Nearly the entire country wanted Wayne Gretzky to be one of Canada’s five shooters. The Great One was just praying to be the sixth.
Watching from the bench as Team Canada coach Marc Crawford passed him over in favour of other players, including defenceman Ray Bourque, to participate in the infamous 1998 Olympic hockey semifinal shootout, Gretzky said he wasn’t angry he didn’t get the call. Instead, he was just praying Bourque or anyone would score on the Czech Republic’s Dominik Hasek so that he could shoot next.
“I don’t know if I would’ve scored or not scored,” Gretzky told Sportsnet’s Hockey Central at Noon Thursday. “As a team, you root for your teammates.

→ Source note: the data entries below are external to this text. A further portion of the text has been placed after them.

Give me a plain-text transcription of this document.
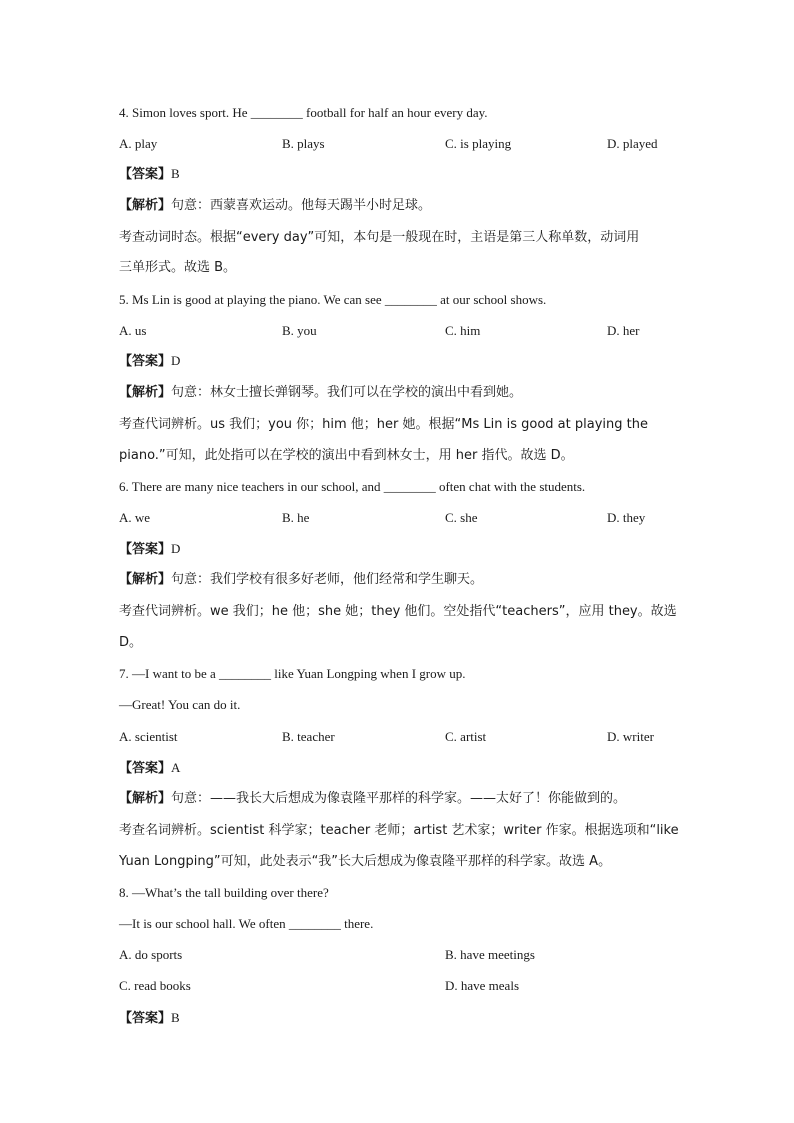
4. Simon loves sport. He ________ football for half an hour every day.
A. play	B. plays	C. is playing	D. played
【答案】B
【解析】句意：西蒙喜欢运动。他每天踢半小时足球。
考查动词时态。根据“every day”可知，本句是一般现在时，主语是第三人称单数，动词用
三单形式。故选 B。
5. Ms Lin is good at playing the piano. We can see ________ at our school shows.
A. us	B. you	C. him	D. her
【答案】D
【解析】句意：林女士擅长弹钢琴。我们可以在学校的演出中看到她。
考查代词辨析。us 我们；you 你；him 他；her 她。根据“Ms Lin is good at playing the
piano.”可知，此处指可以在学校的演出中看到林女士，用 her 指代。故选 D。
6. There are many nice teachers in our school, and ________ often chat with the students.
A. we	B. he	C. she	D. they
【答案】D
【解析】句意：我们学校有很多好老师，他们经常和学生聊天。
考查代词辨析。we 我们；he 他；she 她；they 他们。空处指代“teachers”，应用 they。故选
D。
7. —I want to be a ________ like Yuan Longping when I grow up.
—Great! You can do it.
A. scientist	B. teacher	C. artist	D. writer
【答案】A
【解析】句意：——我长大后想成为像袁隆平那样的科学家。——太好了！你能做到的。
考查名词辨析。scientist 科学家；teacher 老师；artist 艺术家；writer 作家。根据选项和“like
Yuan Longping”可知，此处表示“我”长大后想成为像袁隆平那样的科学家。故选 A。
8. —What’s the tall building over there?
—It is our school hall. We often ________ there.
A. do sports	B. have meetings
C. read books	D. have meals
【答案】B
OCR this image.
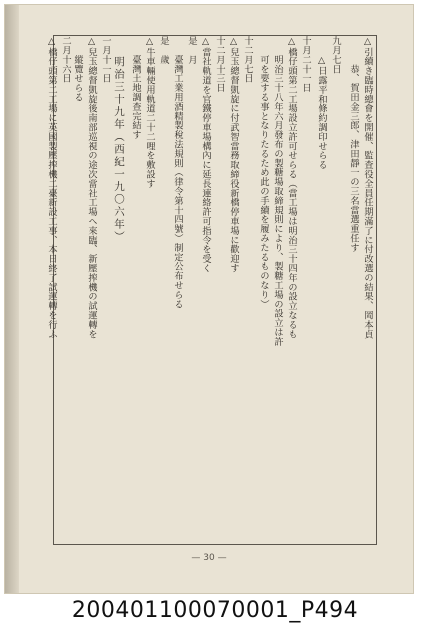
△引續き臨時總會を開催、監査役全員任期滿了に付改選の結果、岡本貞
　　　恭、賀田金三郎、津田靜一の三名當選重任す
九月七日
　　△日露平和條約調印せらる
十月二十一日
△橋仔頭第二工場設立許可せらる（當工場は明治三十四年の設立なるも
　　明治三十八年六月發布の製糖場取締規則により、製糖工場の設立は許
　　可を要する事となりたるため此の手續を履みたるものなり）
十二月七日
△兒玉總督凱旋に付武智當務取締役新橋停車場に歡迎す
十二月十三日
△當社軌道を官鐵停車場構內に延長連絡許可指令を受く
是　月
　　臺灣工業用酒精製稅法規則（律令第十四號）制定公布せらる
是　歲
△牛車輛使用軌道二十二哩を敷設す
　　臺灣土地調查完結す
明治三十九年（西紀一九〇六年）
一月十一日
△兒玉總督凱旋後南部巡視の途次當社工場へ來臨、新壓搾機の試運轉を
　　縱覽せらる
二月十六日
△橋仔頭第二工場に英國製壓搾機二臺新設工事、本日終了試運轉を行ふ
— 30 —
200401100070001_P494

“When (the Czechs) scored that one goal, I was praying that one guy from our team would score, and I was praying that I would be the sixth guy picked to hopefully score that goal,” he continued. “Had I been picked and missed, we wouldn’t be talking about it today.”
These were the days before the shootout was a staple of NHL games and Gretzky distinctly recalls hearing that Hasek had only allowed two goals in the 32 shots the goaltender had faced in all-star breakaway contests. The man who had scored those two goals, Canada’s Joe Sakic, was sitting in the stands with crutches during the shootout. That worried Gretzky. He began praying that someone could beat Hasek.
Canada, of course, lost the semifinal shootout to the eventual gold-medal-winning Czechs and then lost the bronze medal game, 3-2 to Finland, bringing an end to Gretzky’s eighth and final international tournament. What he holds dear from that fourth-place finish in Nagano is his stay in the Olympic Village, mingling with curlers and bobsledders and squashing the notion that the NHLers would overrun the world’s biggest amateur showcase.
“We had four guys to one bedroom, and it didn’t bother us at all,” explained Gretzky, who roomed with Martin Brodeur, Rob Brind’Amour and Steve Yzerman. “We had a ball over there. You’re really insulated in the Olympic village. You’re away from the distractions of friends, family, media on a daily basis.”
Because of the time difference, Gretzky said it was difficult coming back from Japan and readjusting to the NHL schedule. It took 10 days, he said, to feel like he was mentally and physically in sync with a North American time zone. If the NHL decides not to send players to Pyeongchang in 2018, he hopes it’s an aberration.
“It’s really nothing but positive that we’re in the Olympic Games,” he said.
Gretzky served as executive director of Canada’s Olympic hockey squads in 2002 (gold medal), and in 2006 (lost in quarterfinals). He said he has no desire to lead another team but joked that he’d be happy being the fifth-line centre on the 2014 team, soaking it all in from the bench.
“I love just watching now. I have a lot less stress,” he said. “I still get nervous for them. Once you put on that Canada uniform, you always have a feeling that you want them to be successful.”
Gretzky praised current head coach Mike Babcock’s decision to split starts for Roberto Luongo and Carey Price in the tournament’s first two games, citing that an injury to the No. 1 goalie in the third or fourth game could leave the backup cold.
Canada has a history of getting stronger as international tournament goes along, Gretzky pointed out.
“When you have superstars on your team — Toews, Crosby, Getzlaf, Perry — the bigger the game, the better they’ll play,” he said. “It’s not pressure. It’s just a fact. The best players have to be the best players in the biggest games.”
The challenge for the 53-year-old’s native country will be resisting the temptation to be too aggressive when the opposition controls the puck along the boards of the big ice. North Americans are taught to jump on the man with the puck in order to create turnovers, but on the larger surface, it’s not worth the risk, he said.
Gretzky said hockey players must assume a soccer mentality: Let them have the puck on the wall – they can’t score from there.
“It’s a big adjustment,” Gretzky said. “It’s a completely different game.”